While in the city, I had heard that the soldiers were killing people in the rural areas, but had not been prepared for what I saw that first time I went there. I had never seen a dead person lying on the ground before. Yes I had seen some bodies in coffins in the villages or the township at wakes, but never a corpse lying on the ground with flies hovering over it, and the body swollen like a balloon that is going to burst at any minute. I had never before in my life seen a dog eating a human being in front of people, and the people leaving it to its hellish feast.
I left the protection of the city to come and get my family from Kezi, my village. What could a man do when he knew he had a daughter and a wife in the path of cannibals – you have to try to save them so that they don’t end up as mounds of faeces in the bush. I was working in the city to save their lives too, because there is drought in the village and I could send food from my salary. I couldn’t bring them into the city before the soldiers came; they had to stay in the village as this is where we belong. I was born in the village and my umbilical cord is buried there.
I had heard all along that the soldiers were in Tsholotsho District, in Matabeleland North, I had heard the stories coming from there, that they were killing people like we kill insects in the fields, that they were burning villages, raping women, but I had not thought that they would go to my village of Kezi in Matabeleland South, it seemed so far away from Tsholotsho.

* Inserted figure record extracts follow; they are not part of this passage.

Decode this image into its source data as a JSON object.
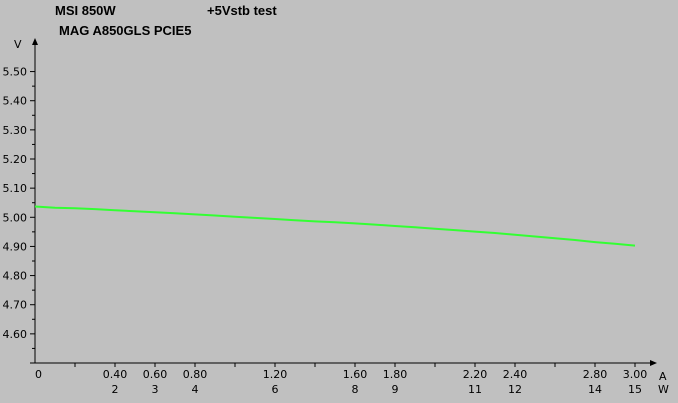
{
  "header": {
    "title_line1": "MSI 850W",
    "title_line2": "MAG A850GLS PCIE5",
    "test_name": "+5Vstb test"
  },
  "chart_data": {
    "type": "line",
    "title": "+5Vstb test",
    "ylabel": "V",
    "xlabel": "A",
    "x2label": "W",
    "ylim": [
      4.5,
      5.55
    ],
    "xlim": [
      0,
      3.0
    ],
    "yticks": [
      "4.60",
      "4.70",
      "4.80",
      "4.90",
      "5.00",
      "5.10",
      "5.20",
      "5.30",
      "5.40",
      "5.50"
    ],
    "xticks": [
      "0",
      "0.40",
      "0.60",
      "0.80",
      "1.20",
      "1.60",
      "1.80",
      "2.20",
      "2.40",
      "2.80",
      "3.00"
    ],
    "x_ticks_values": [
      0,
      0.4,
      0.6,
      0.8,
      1.2,
      1.6,
      1.8,
      2.2,
      2.4,
      2.8,
      3.0
    ],
    "x2ticks": [
      "2",
      "3",
      "4",
      "6",
      "8",
      "9",
      "11",
      "12",
      "14",
      "15"
    ],
    "x2_tick_positions": [
      0.4,
      0.6,
      0.8,
      1.2,
      1.6,
      1.8,
      2.2,
      2.4,
      2.8,
      3.0
    ],
    "grid": false,
    "series": [
      {
        "color": "#33ff33",
        "x": [
          0.0,
          0.1,
          0.2,
          0.3,
          0.4,
          0.5,
          0.6,
          0.7,
          0.8,
          0.9,
          1.0,
          1.1,
          1.2,
          1.3,
          1.4,
          1.5,
          1.6,
          1.7,
          1.8,
          1.9,
          2.0,
          2.1,
          2.2,
          2.3,
          2.4,
          2.5,
          2.6,
          2.7,
          2.8,
          2.9,
          3.0
        ],
        "values": [
          5.037,
          5.033,
          5.031,
          5.028,
          5.024,
          5.021,
          5.017,
          5.014,
          5.01,
          5.006,
          5.002,
          4.998,
          4.994,
          4.99,
          4.986,
          4.983,
          4.979,
          4.975,
          4.97,
          4.966,
          4.961,
          4.956,
          4.951,
          4.946,
          4.94,
          4.934,
          4.928,
          4.922,
          4.915,
          4.909,
          4.903
        ]
      }
    ]
  }
}
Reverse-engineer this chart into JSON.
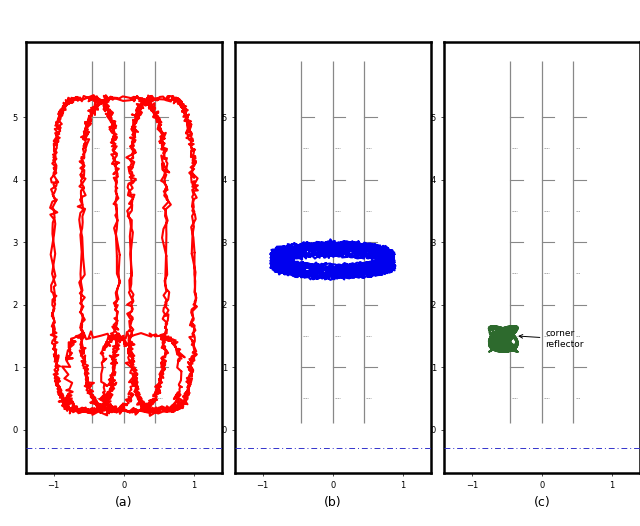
{
  "fig_width": 6.4,
  "fig_height": 5.26,
  "dpi": 100,
  "background": "#ffffff",
  "subplots": [
    {
      "label": "(a)",
      "flight_color": "#ff0000",
      "flight_lw": 1.5
    },
    {
      "label": "(b)",
      "flight_color": "#0000ee",
      "flight_lw": 1.5
    },
    {
      "label": "(c)",
      "flight_color": "#2d6a2d",
      "flight_lw": 1.2,
      "annotation": "corner\nreflector"
    }
  ],
  "xlim": [
    -0.1,
    1.1
  ],
  "ylim": [
    0.0,
    1.0
  ],
  "ruler_color": "#888888",
  "radar_color": "#3333cc",
  "wall_color": "#000000"
}
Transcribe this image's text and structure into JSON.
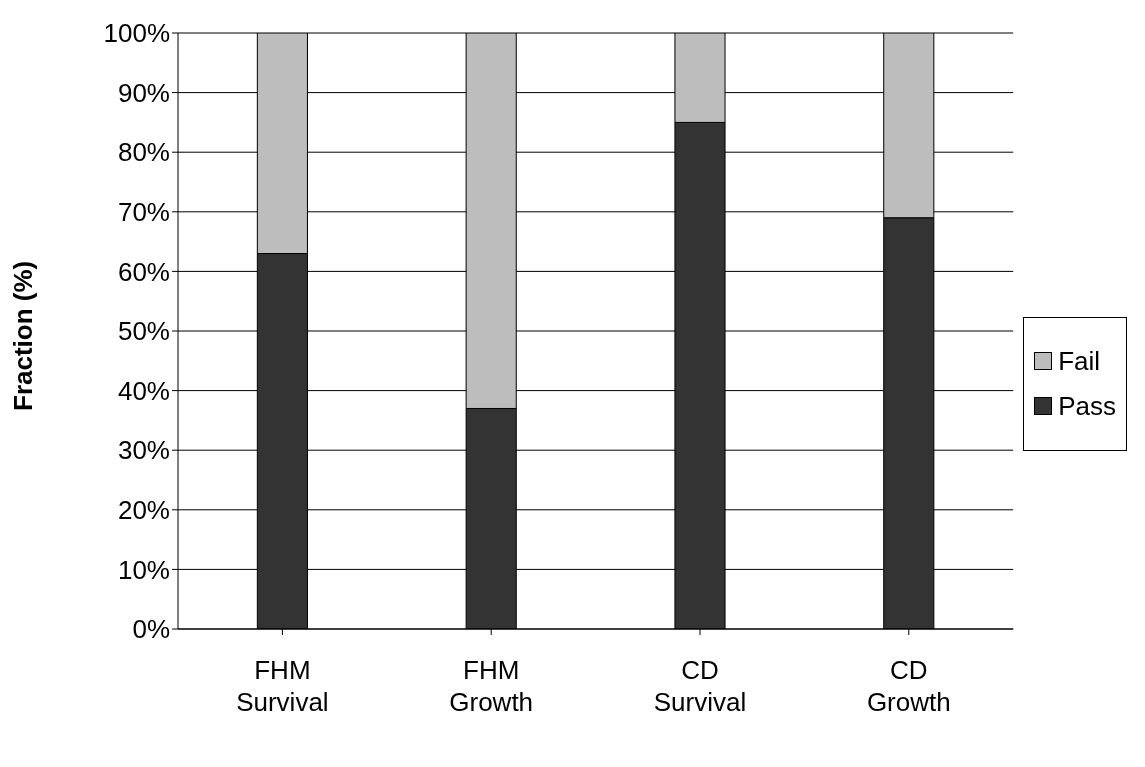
{
  "chart_data": {
    "type": "bar",
    "stacked": true,
    "ylabel": "Fraction (%)",
    "categories": [
      "FHM Survival",
      "FHM Growth",
      "CD Survival",
      "CD Growth"
    ],
    "series": [
      {
        "name": "Pass",
        "color": "#333333",
        "values": [
          63,
          37,
          85,
          69
        ]
      },
      {
        "name": "Fail",
        "color": "#bdbdbd",
        "values": [
          37,
          63,
          15,
          31
        ]
      }
    ],
    "ylim": [
      0,
      100
    ],
    "yticks": [
      {
        "value": 0,
        "label": "0%"
      },
      {
        "value": 10,
        "label": "10%"
      },
      {
        "value": 20,
        "label": "20%"
      },
      {
        "value": 30,
        "label": "30%"
      },
      {
        "value": 40,
        "label": "40%"
      },
      {
        "value": 50,
        "label": "50%"
      },
      {
        "value": 60,
        "label": "60%"
      },
      {
        "value": 70,
        "label": "70%"
      },
      {
        "value": 80,
        "label": "80%"
      },
      {
        "value": 90,
        "label": "90%"
      },
      {
        "value": 100,
        "label": "100%"
      }
    ],
    "grid": "y",
    "legend": "right"
  }
}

And now they are here in Kezi, and we are disappearing from the face of the earth faster than you can cry ‘Dear Lord please save us’.
When the soldiers were deployed into Matabeleland a few months ago, the news on the radio and in the newspapers said they were coming to fight the dissidents who were robbing and killing people in the countryside. But when they got here, it seems they forgot about the dissidents, and decided to concentrate on the villagers; maybe the dissidents had been the excuse they had been waiting for all along to start their massacres – who knows? But whatever, soon there will be no Ndebele people left in Matabeleland, maybe in the towns a bit yes, but not in the countryside. I read about the German Nazis at school, and now I am seeing them born again, this time in 1983 under the skin of a black man.